Con queste parole Lav Diaz, in occasione della prima proiezione a Venezia di “The Woman Who Left”, ha spiegato il suo concetto di cinema. Il regista filippino ha sempre creato in maniera libera film molto lunghi come le quasi 4 ore di questa pellicola. Il suo stile ricalca quasi un cinema delle origini ed è basato su un perfetto bianco e nero e su costanti inquadrature fisse che si concentrano su personaggi e dettagli.

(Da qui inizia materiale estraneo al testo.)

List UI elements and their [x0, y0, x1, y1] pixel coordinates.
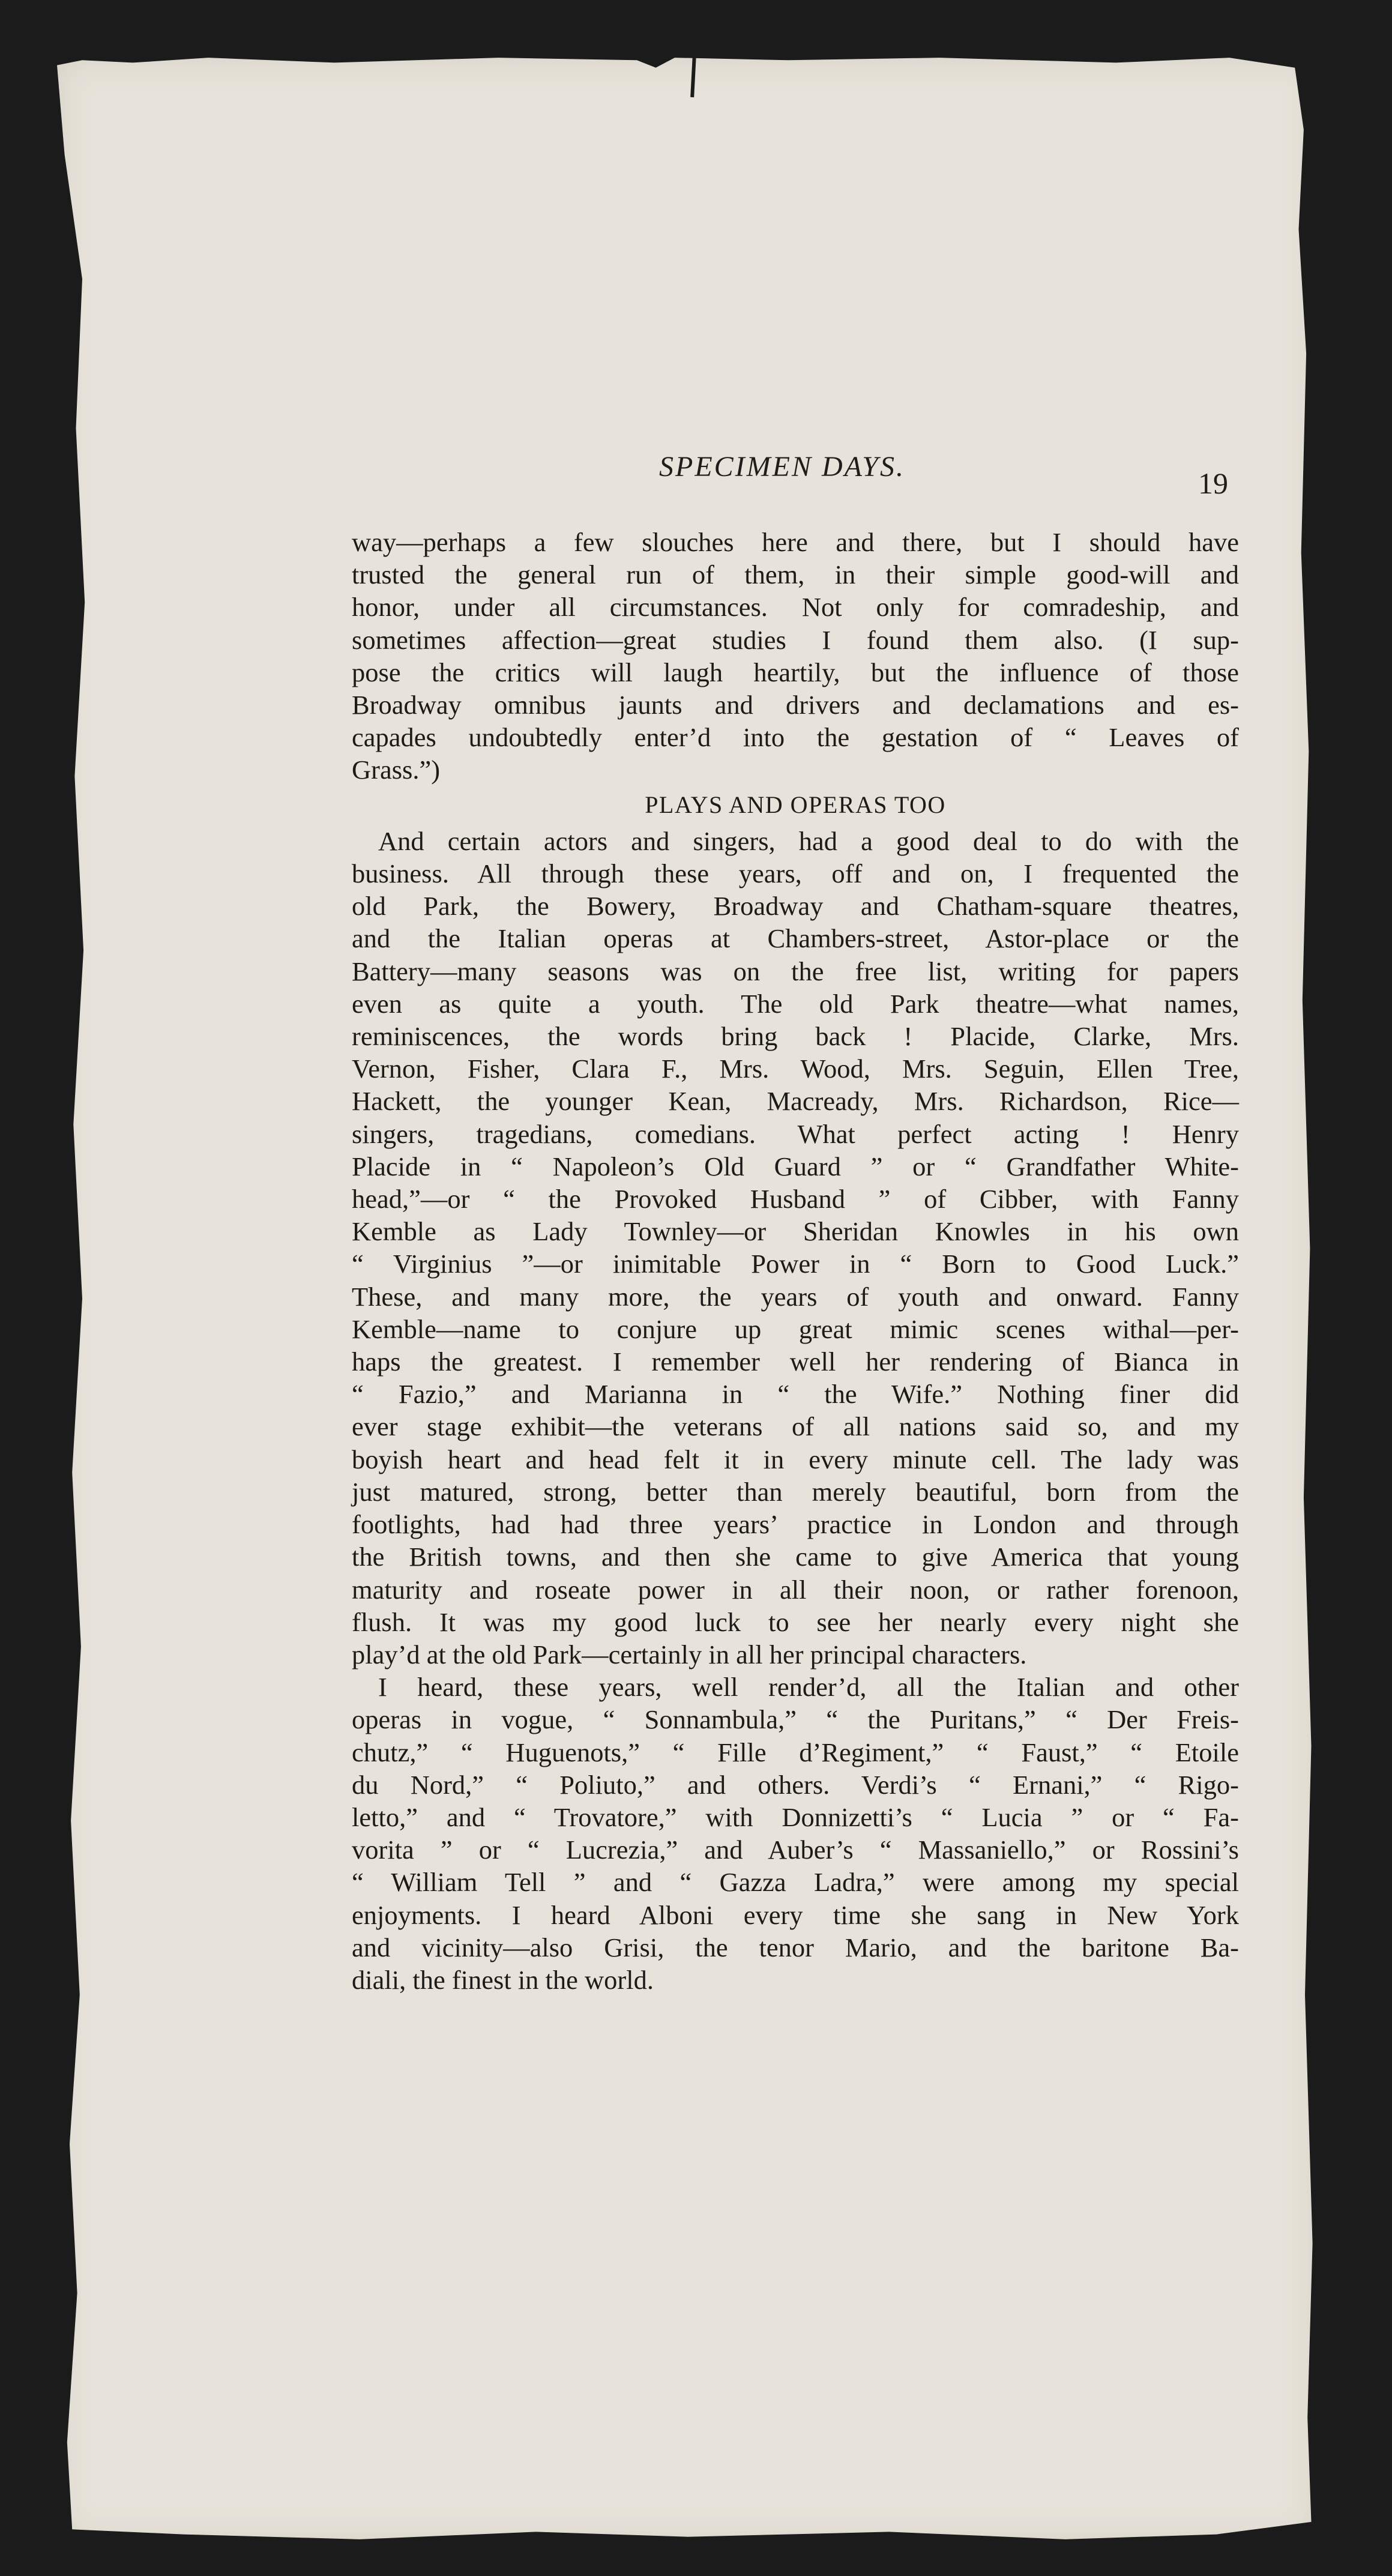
text-line: old Park, the Bowery, Broadway and Chatham-square theatres, — [352, 891, 1239, 922]
text-line: vorita ” or “ Lucrezia,” and Auber’s “ Massaniello,” or Rossini’s — [352, 1835, 1239, 1865]
text-line: play’d at the old Park—certainly in all her principal characters. — [352, 1639, 1027, 1670]
text-line: Battery—many seasons was on the free list, writing for papers — [352, 956, 1239, 986]
text-line: singers, tragedians, comedians. What perfect acting ! Henry — [352, 1118, 1239, 1149]
text-line: footlights, had had three years’ practice in London and through — [352, 1509, 1239, 1540]
text-line: Vernon, Fisher, Clara F., Mrs. Wood, Mrs. Seguin, Ellen Tree, — [352, 1054, 1239, 1084]
text-line: “ Virginius ”—or inimitable Power in “ Born to Good Luck.” — [352, 1249, 1239, 1279]
text-line: boyish heart and head felt it in every minute cell. The lady was — [352, 1444, 1239, 1474]
text-line: letto,” and “ Trovatore,” with Donnizetti’s “ Lucia ” or “ Fa- — [352, 1802, 1239, 1832]
text-line: Kemble as Lady Townley—or Sheridan Knowles in his own — [352, 1216, 1239, 1247]
text-line: operas in vogue, “ Sonnambula,” “ the Puritans,” “ Der Freis- — [352, 1704, 1239, 1735]
paragraph-2 — [352, 825, 1239, 1671]
text-line: way—perhaps a few slouches here and there, but I should have — [352, 527, 1239, 557]
text-line: du Nord,” “ Poliuto,” and others. Verdi’s “ Ernani,” “ Rigo- — [352, 1769, 1239, 1800]
text-line: diali, the finest in the world. — [352, 1964, 654, 1995]
text-line: These, and many more, the years of youth and onward. Fanny — [352, 1281, 1239, 1312]
text-line: Grass.”) — [352, 755, 441, 785]
text-line: the British towns, and then she came to give America that young — [352, 1542, 1239, 1572]
text-line: haps the greatest. I remember well her rendering of Bianca in — [352, 1347, 1239, 1377]
text-line: even as quite a youth. The old Park theatre—what names, — [352, 988, 1239, 1019]
paragraph-1 — [352, 526, 1239, 786]
section-heading: PLAYS AND OPERAS TOO — [645, 791, 946, 818]
text-line: capades undoubtedly enter’d into the gestation of “ Leaves of — [352, 722, 1239, 753]
text-line: Placide in “ Napoleon’s Old Guard ” or “ Grandfather White- — [352, 1151, 1239, 1181]
text-line: Broadway omnibus jaunts and drivers and declamations and es- — [352, 690, 1239, 720]
paragraph-3 — [352, 1671, 1239, 1996]
text-line: chutz,” “ Huguenots,” “ Fille d’Regiment,” “ Faust,” “ Etoile — [352, 1737, 1239, 1767]
text-line: Kemble—name to conjure up great mimic scenes withal—per- — [352, 1314, 1239, 1344]
text-line: flush. It was my good luck to see her nearly every night she — [352, 1606, 1239, 1637]
body-text — [352, 526, 1239, 1996]
text-line: reminiscences, the words bring back ! Placide, Clarke, Mrs. — [352, 1021, 1239, 1052]
text-line: And certain actors and singers, had a good deal to do with the — [378, 825, 1239, 856]
text-line: head,”—or “ the Provoked Husband ” of Cibber, with Fanny — [352, 1184, 1239, 1214]
text-line: business. All through these years, off and on, I frequented the — [352, 858, 1239, 889]
text-line: maturity and roseate power in all their noon, or rather forenoon, — [352, 1574, 1239, 1605]
text-line: and vicinity—also Grisi, the tenor Mario, and the baritone Ba- — [352, 1932, 1239, 1962]
text-line: and the Italian operas at Chambers-street, Astor-place or the — [352, 923, 1239, 954]
text-line: Hackett, the younger Kean, Macready, Mrs. Richardson, Rice— — [352, 1086, 1239, 1117]
running-head: SPECIMEN DAYS. — [659, 451, 905, 483]
text-line: just matured, strong, better than merely beautiful, born from the — [352, 1476, 1239, 1507]
text-line: ever stage exhibit—the veterans of all nations said so, and my — [352, 1411, 1239, 1442]
text-line: I heard, these years, well render’d, all the Italian and other — [378, 1672, 1239, 1703]
text-line: enjoyments. I heard Alboni every time she sang in New York — [352, 1899, 1239, 1930]
text-line: sometimes affection—great studies I found them also. (I sup- — [352, 624, 1239, 655]
text-line: honor, under all circumstances. Not only for comradeship, and — [352, 592, 1239, 623]
page-number: 19 — [1198, 466, 1228, 500]
text-line: “ Fazio,” and Marianna in “ the Wife.” Nothing finer did — [352, 1379, 1239, 1410]
text-line: trusted the general run of them, in their simple good-will and — [352, 560, 1239, 590]
text-line: pose the critics will laugh heartily, but the influence of those — [352, 657, 1239, 687]
text-line: “ William Tell ” and “ Gazza Ladra,” were among my special — [352, 1867, 1239, 1898]
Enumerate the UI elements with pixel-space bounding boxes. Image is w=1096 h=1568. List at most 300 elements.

È un’immersione in una realtà spesso cupa e drammatica dove non mancano tratti di bellissima umanità.
The Woman Who Left, tra inferno e speranza
La realtà di “The Woman Who Left” è quella della Filippine del 1997 segnata da un inferno di violenza e corruzione. Dal marcio della società rappresentata emerge però una piccola speranza. Quella di di una donna che cercherà in ogni modo il figlio scomparso dopo essere stata per lungo tempo ingiustamente in prigione. Lav Diaz ci pone un grande interrogativo sul tempo perduto e sulla possibilità o meno di recuperarlo. Il regista filippino lavora proprio sugli scarti del tempo e della società per mostrarci una realtà disarmante ma non per questo non migliorabile.
Una vittoria elitaria
Quando nel 2016 l’allora presidente della giuria Sam Mendes annunciò il Leone d’oro a Lav Diaz non mancarono di certo critiche. È vero che parte della critica accolse questo piccolo film filippino come il nuovo capolavoro di un regista che si era già distinto a livello internazionale. È anche vero però che i detrattori di questa pellicola definirono la scelta di Mendes troppo elitaria e autoriale. Si trattava per loro di una decisione presa per mettersi la coscienza a posto con la critica più intransigente non premiando invece film che avrebbero portato di più la gente in sala.